The period of economic stagnation experienced by the Soviet Union under Leonid Brezhnev began with poor agricultural performance. Though Russia was recently industrialized, the suffering breadbasket took a toll on the economy as a whole and caused massive demographic shifts.
Brezhnev’s 1978 speech, “On the Further Development of Agriculture”, was full of savory statistics and improbable predictions meant to appease rural dissatisfaction and convince the public of guaranteed economic recovery in the near future. Citing the success of the last nine 5 Year Plans, Brezhnev confidently conveyed the “fundamental importance” of reducing the gap of earnings between the “rural toilers and those of the industrial workers” and that “everything possible has been done to intensify agricultural production”.
In reality, pretty political literature could not camouflage the starving people and growing unrest caused by grain shortages. The 1970’s proved that “agriculture was still the Achilles heel of the Soviet Prometheus”, as output could not keep up with demand or rising production costs (Freeze 440). In 1975, the Soviet Union only produced 140 million tons of grain (Freeze 441), which was 76 million short of their goal and 120 million behind China’s yield from 1974. Due to limited access to ports, the state could only import 40 million tons of grain, which was not enough to compensate for their deficiency. Soviet agriculture consumed an unheard of 23% of investment capital, 5 times more than the United States during that period, in addition to increased subsides and the government’s desperate call for city dwellers to create garden plots (Freeze 441).

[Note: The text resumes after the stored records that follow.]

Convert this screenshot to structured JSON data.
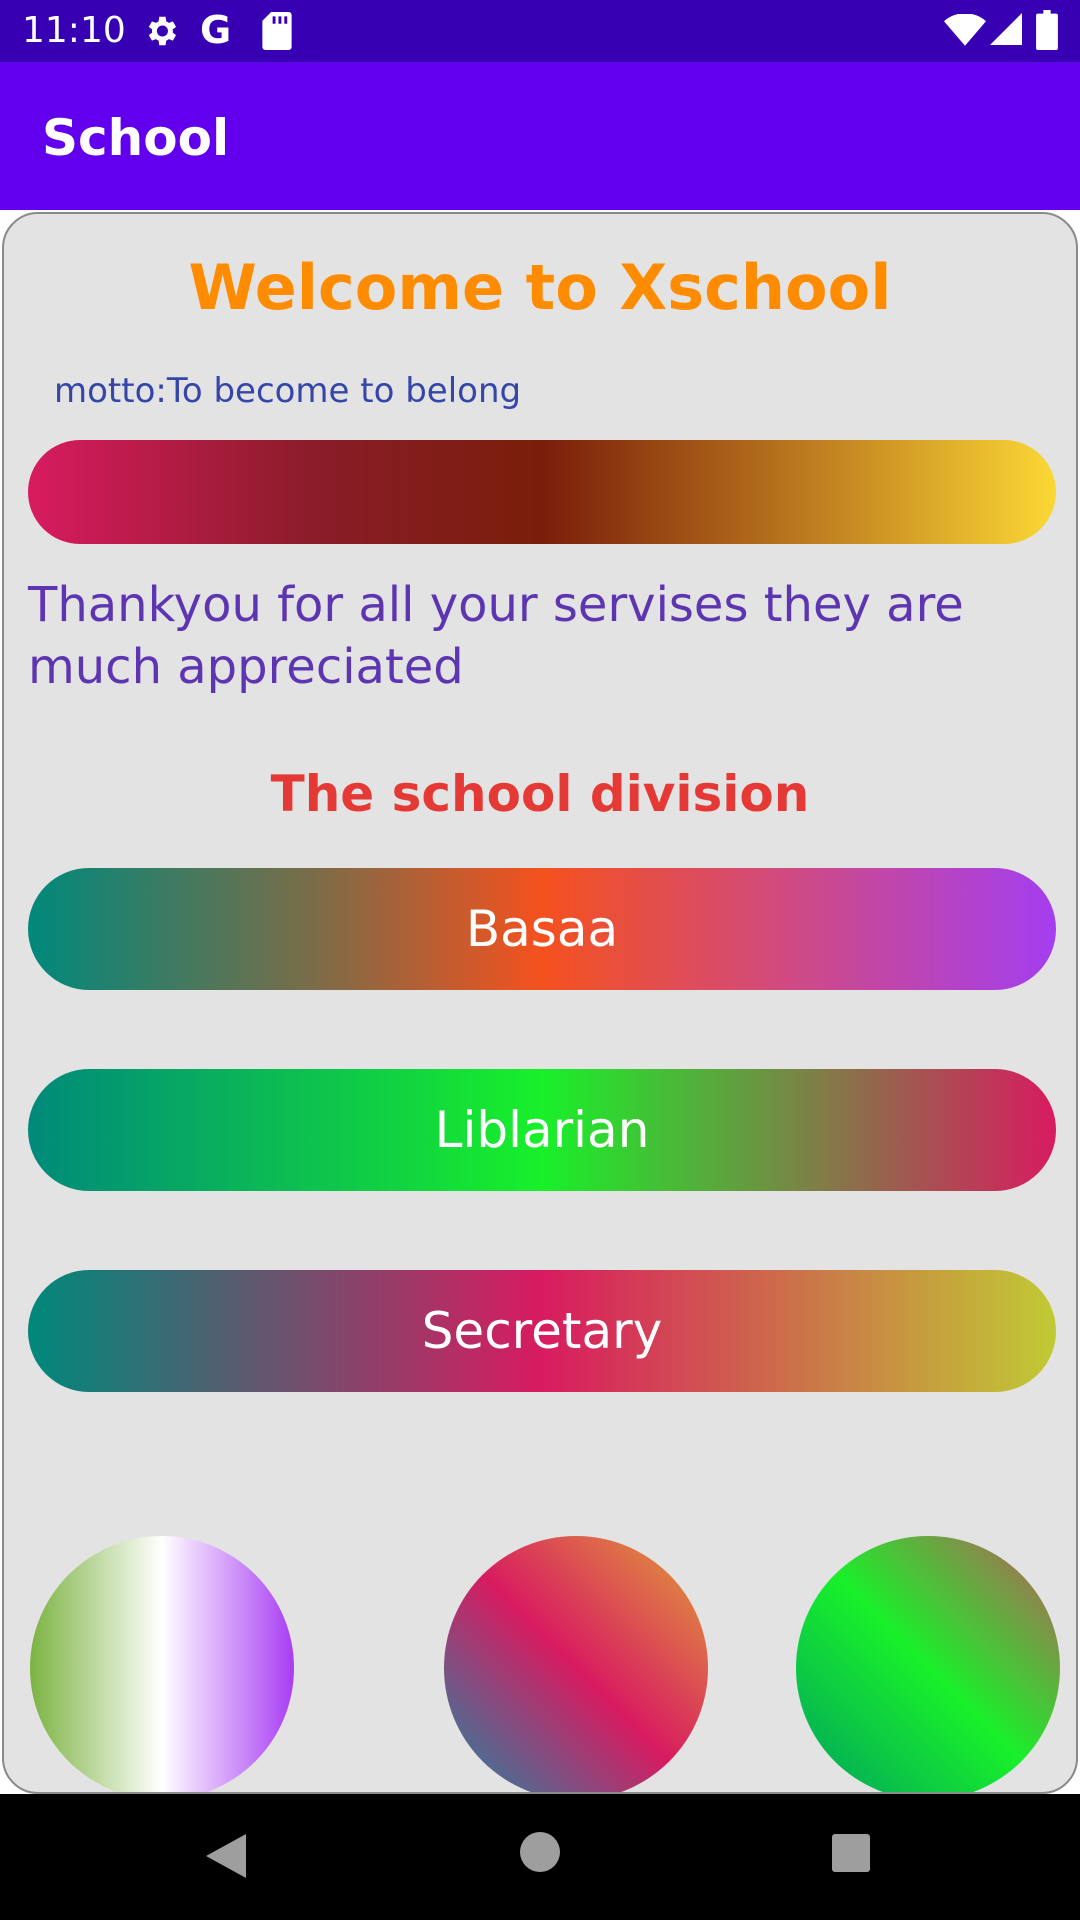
{
  "status_bar": {
    "time": "11:10",
    "icons": [
      "gear-icon",
      "google-icon",
      "sd-card-icon",
      "wifi-icon",
      "signal-icon",
      "battery-icon"
    ]
  },
  "app_bar": {
    "title": "School"
  },
  "card": {
    "welcome": "Welcome to Xschool",
    "motto": "motto:To become to belong",
    "thanks": "Thankyou for all your servises they are much appreciated",
    "division_title": "The school division",
    "buttons": [
      "Basaa",
      "Liblarian",
      "Secretary"
    ]
  },
  "colors": {
    "status_bar": "#3700B3",
    "app_bar": "#6200EE",
    "card_bg": "#E3E3E3",
    "welcome": "#FF8C00",
    "motto": "#3646A8",
    "thanks": "#5E35B1",
    "division": "#E53935"
  },
  "nav_bar": {
    "icons": [
      "back-icon",
      "home-icon",
      "recents-icon"
    ]
  }
}
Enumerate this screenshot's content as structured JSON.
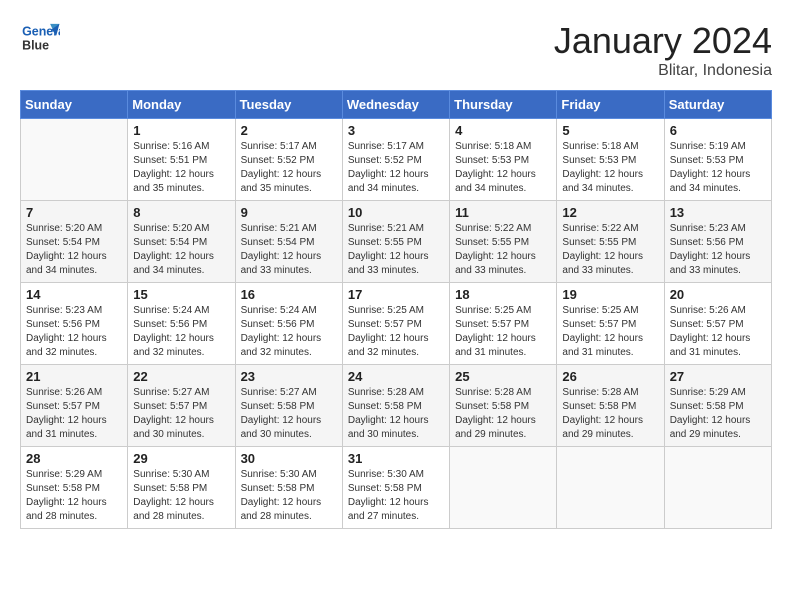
{
  "header": {
    "logo_line1": "General",
    "logo_line2": "Blue",
    "month": "January 2024",
    "location": "Blitar, Indonesia"
  },
  "weekdays": [
    "Sunday",
    "Monday",
    "Tuesday",
    "Wednesday",
    "Thursday",
    "Friday",
    "Saturday"
  ],
  "weeks": [
    [
      {
        "day": "",
        "info": ""
      },
      {
        "day": "1",
        "info": "Sunrise: 5:16 AM\nSunset: 5:51 PM\nDaylight: 12 hours\nand 35 minutes."
      },
      {
        "day": "2",
        "info": "Sunrise: 5:17 AM\nSunset: 5:52 PM\nDaylight: 12 hours\nand 35 minutes."
      },
      {
        "day": "3",
        "info": "Sunrise: 5:17 AM\nSunset: 5:52 PM\nDaylight: 12 hours\nand 34 minutes."
      },
      {
        "day": "4",
        "info": "Sunrise: 5:18 AM\nSunset: 5:53 PM\nDaylight: 12 hours\nand 34 minutes."
      },
      {
        "day": "5",
        "info": "Sunrise: 5:18 AM\nSunset: 5:53 PM\nDaylight: 12 hours\nand 34 minutes."
      },
      {
        "day": "6",
        "info": "Sunrise: 5:19 AM\nSunset: 5:53 PM\nDaylight: 12 hours\nand 34 minutes."
      }
    ],
    [
      {
        "day": "7",
        "info": "Sunrise: 5:20 AM\nSunset: 5:54 PM\nDaylight: 12 hours\nand 34 minutes."
      },
      {
        "day": "8",
        "info": "Sunrise: 5:20 AM\nSunset: 5:54 PM\nDaylight: 12 hours\nand 34 minutes."
      },
      {
        "day": "9",
        "info": "Sunrise: 5:21 AM\nSunset: 5:54 PM\nDaylight: 12 hours\nand 33 minutes."
      },
      {
        "day": "10",
        "info": "Sunrise: 5:21 AM\nSunset: 5:55 PM\nDaylight: 12 hours\nand 33 minutes."
      },
      {
        "day": "11",
        "info": "Sunrise: 5:22 AM\nSunset: 5:55 PM\nDaylight: 12 hours\nand 33 minutes."
      },
      {
        "day": "12",
        "info": "Sunrise: 5:22 AM\nSunset: 5:55 PM\nDaylight: 12 hours\nand 33 minutes."
      },
      {
        "day": "13",
        "info": "Sunrise: 5:23 AM\nSunset: 5:56 PM\nDaylight: 12 hours\nand 33 minutes."
      }
    ],
    [
      {
        "day": "14",
        "info": "Sunrise: 5:23 AM\nSunset: 5:56 PM\nDaylight: 12 hours\nand 32 minutes."
      },
      {
        "day": "15",
        "info": "Sunrise: 5:24 AM\nSunset: 5:56 PM\nDaylight: 12 hours\nand 32 minutes."
      },
      {
        "day": "16",
        "info": "Sunrise: 5:24 AM\nSunset: 5:56 PM\nDaylight: 12 hours\nand 32 minutes."
      },
      {
        "day": "17",
        "info": "Sunrise: 5:25 AM\nSunset: 5:57 PM\nDaylight: 12 hours\nand 32 minutes."
      },
      {
        "day": "18",
        "info": "Sunrise: 5:25 AM\nSunset: 5:57 PM\nDaylight: 12 hours\nand 31 minutes."
      },
      {
        "day": "19",
        "info": "Sunrise: 5:25 AM\nSunset: 5:57 PM\nDaylight: 12 hours\nand 31 minutes."
      },
      {
        "day": "20",
        "info": "Sunrise: 5:26 AM\nSunset: 5:57 PM\nDaylight: 12 hours\nand 31 minutes."
      }
    ],
    [
      {
        "day": "21",
        "info": "Sunrise: 5:26 AM\nSunset: 5:57 PM\nDaylight: 12 hours\nand 31 minutes."
      },
      {
        "day": "22",
        "info": "Sunrise: 5:27 AM\nSunset: 5:57 PM\nDaylight: 12 hours\nand 30 minutes."
      },
      {
        "day": "23",
        "info": "Sunrise: 5:27 AM\nSunset: 5:58 PM\nDaylight: 12 hours\nand 30 minutes."
      },
      {
        "day": "24",
        "info": "Sunrise: 5:28 AM\nSunset: 5:58 PM\nDaylight: 12 hours\nand 30 minutes."
      },
      {
        "day": "25",
        "info": "Sunrise: 5:28 AM\nSunset: 5:58 PM\nDaylight: 12 hours\nand 29 minutes."
      },
      {
        "day": "26",
        "info": "Sunrise: 5:28 AM\nSunset: 5:58 PM\nDaylight: 12 hours\nand 29 minutes."
      },
      {
        "day": "27",
        "info": "Sunrise: 5:29 AM\nSunset: 5:58 PM\nDaylight: 12 hours\nand 29 minutes."
      }
    ],
    [
      {
        "day": "28",
        "info": "Sunrise: 5:29 AM\nSunset: 5:58 PM\nDaylight: 12 hours\nand 28 minutes."
      },
      {
        "day": "29",
        "info": "Sunrise: 5:30 AM\nSunset: 5:58 PM\nDaylight: 12 hours\nand 28 minutes."
      },
      {
        "day": "30",
        "info": "Sunrise: 5:30 AM\nSunset: 5:58 PM\nDaylight: 12 hours\nand 28 minutes."
      },
      {
        "day": "31",
        "info": "Sunrise: 5:30 AM\nSunset: 5:58 PM\nDaylight: 12 hours\nand 27 minutes."
      },
      {
        "day": "",
        "info": ""
      },
      {
        "day": "",
        "info": ""
      },
      {
        "day": "",
        "info": ""
      }
    ]
  ]
}
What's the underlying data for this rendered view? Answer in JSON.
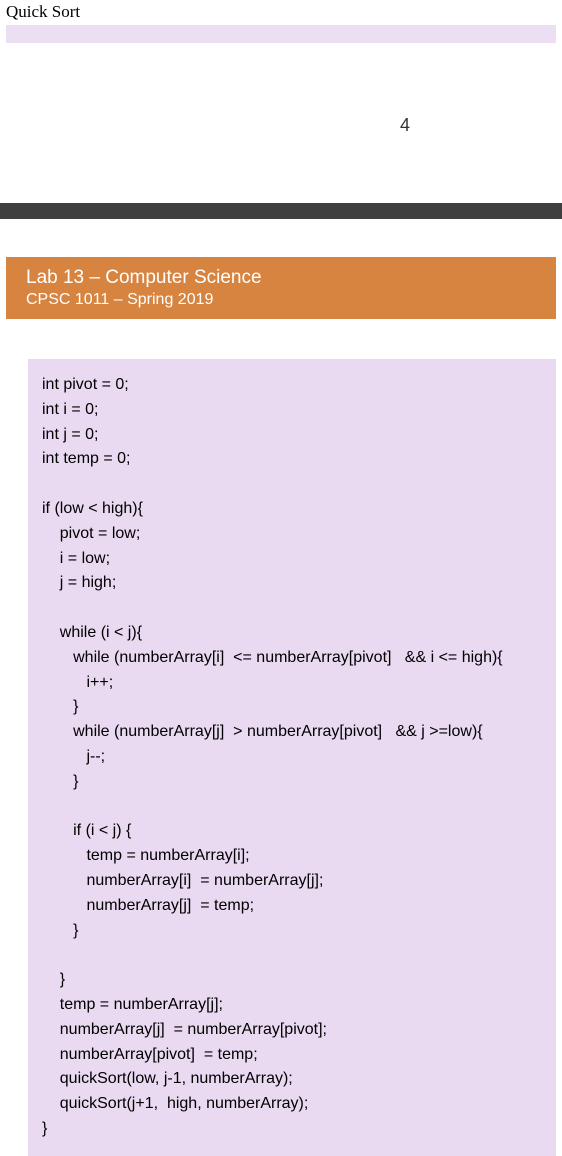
{
  "top": {
    "title": "Quick Sort"
  },
  "page_number": "4",
  "header": {
    "title": "Lab 13 – Computer Science",
    "subtitle": "CPSC 1011 – Spring 2019"
  },
  "code": "int pivot = 0;\nint i = 0;\nint j = 0;\nint temp = 0;\n\nif (low < high){\n    pivot = low;\n    i = low;\n    j = high;\n\n    while (i < j){\n       while (numberArray[i]  <= numberArray[pivot]   && i <= high){\n          i++;\n       }\n       while (numberArray[j]  > numberArray[pivot]   && j >=low){\n          j--;\n       }\n\n       if (i < j) {\n          temp = numberArray[i];\n          numberArray[i]  = numberArray[j];\n          numberArray[j]  = temp;\n       }\n\n    }\n    temp = numberArray[j];\n    numberArray[j]  = numberArray[pivot];\n    numberArray[pivot]  = temp;\n    quickSort(low, j-1, numberArray);\n    quickSort(j+1,  high, numberArray);\n}"
}
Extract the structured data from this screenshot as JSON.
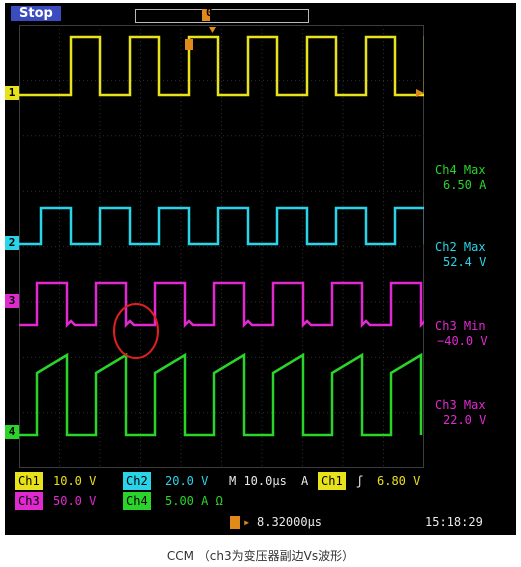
{
  "scope": {
    "run_state": "Stop",
    "trigger_position_label": "0",
    "channels": [
      {
        "id": "1",
        "color": "#e8e21a"
      },
      {
        "id": "2",
        "color": "#2ad4e8"
      },
      {
        "id": "3",
        "color": "#e02ad0"
      },
      {
        "id": "4",
        "color": "#2ad42a"
      }
    ],
    "measurements": [
      {
        "label": "Ch4 Max",
        "value": "6.50 A",
        "color": "#2ad42a"
      },
      {
        "label": "Ch2 Max",
        "value": "52.4 V",
        "color": "#2ad4e8"
      },
      {
        "label": "Ch3 Min",
        "value": "−40.0 V",
        "color": "#e02ad0"
      },
      {
        "label": "Ch3 Max",
        "value": "22.0 V",
        "color": "#e02ad0"
      }
    ],
    "status": {
      "ch1_label": "Ch1",
      "ch1_scale": "10.0 V",
      "ch2_label": "Ch2",
      "ch2_scale": "20.0 V",
      "timebase": "M 10.0µs",
      "trigger_mode": "A",
      "trigger_source": "Ch1",
      "trigger_slope": "ʃ",
      "trigger_level": "6.80 V",
      "ch3_label": "Ch3",
      "ch3_scale": "50.0 V",
      "ch4_label": "Ch4",
      "ch4_scale": "5.00 A Ω",
      "delay": "8.32000µs",
      "time": "15:18:29"
    }
  },
  "caption": "CCM （ch3为变压器副边Vs波形）"
}
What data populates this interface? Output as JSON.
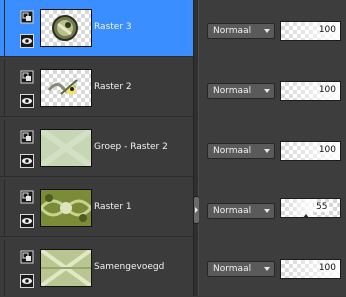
{
  "layers": [
    {
      "name": "Raster 3",
      "selected": true,
      "blend_mode": "Normaal",
      "opacity": "100"
    },
    {
      "name": "Raster 2",
      "selected": false,
      "blend_mode": "Normaal",
      "opacity": "100"
    },
    {
      "name": "Groep - Raster 2",
      "selected": false,
      "blend_mode": "Normaal",
      "opacity": "100"
    },
    {
      "name": "Raster 1",
      "selected": false,
      "blend_mode": "Normaal",
      "opacity": "55"
    },
    {
      "name": "Samengevoegd",
      "selected": false,
      "blend_mode": "Normaal",
      "opacity": "100"
    }
  ],
  "colors": {
    "selection": "#3a8eff",
    "panel": "#3b3b3b"
  }
}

This intense economic decline saw the deterioration of village life in the heartland of Russia. Between 1939 and 1989, the rural population of the USSR lost over 30 million people, and more than 140,000 Russian villages have been abandoned in the last three decades. Leaving the despair of the country, migrants went to the cities or consolidated villages. “Many residents of small villages decide that if they’re going to have to leave the place they’re used to anyhow, they’d might as well move directly to a suburb or a city”. This exodus disturbed a major aspect of Russian culture and tradition, as established settlements of “our grandfathers and great- grandfathers have disappeared from the face of the earth.” The flight from the countryside still continues today, as Russia could lose up to 50 million people in the next 50 years.
Freeze, Gregory L. “From Stalinism to Stagnation 1953-1985.” In Russia: A History, 440-1. 3rd ed. Oxford: Oxford University Press, 1997.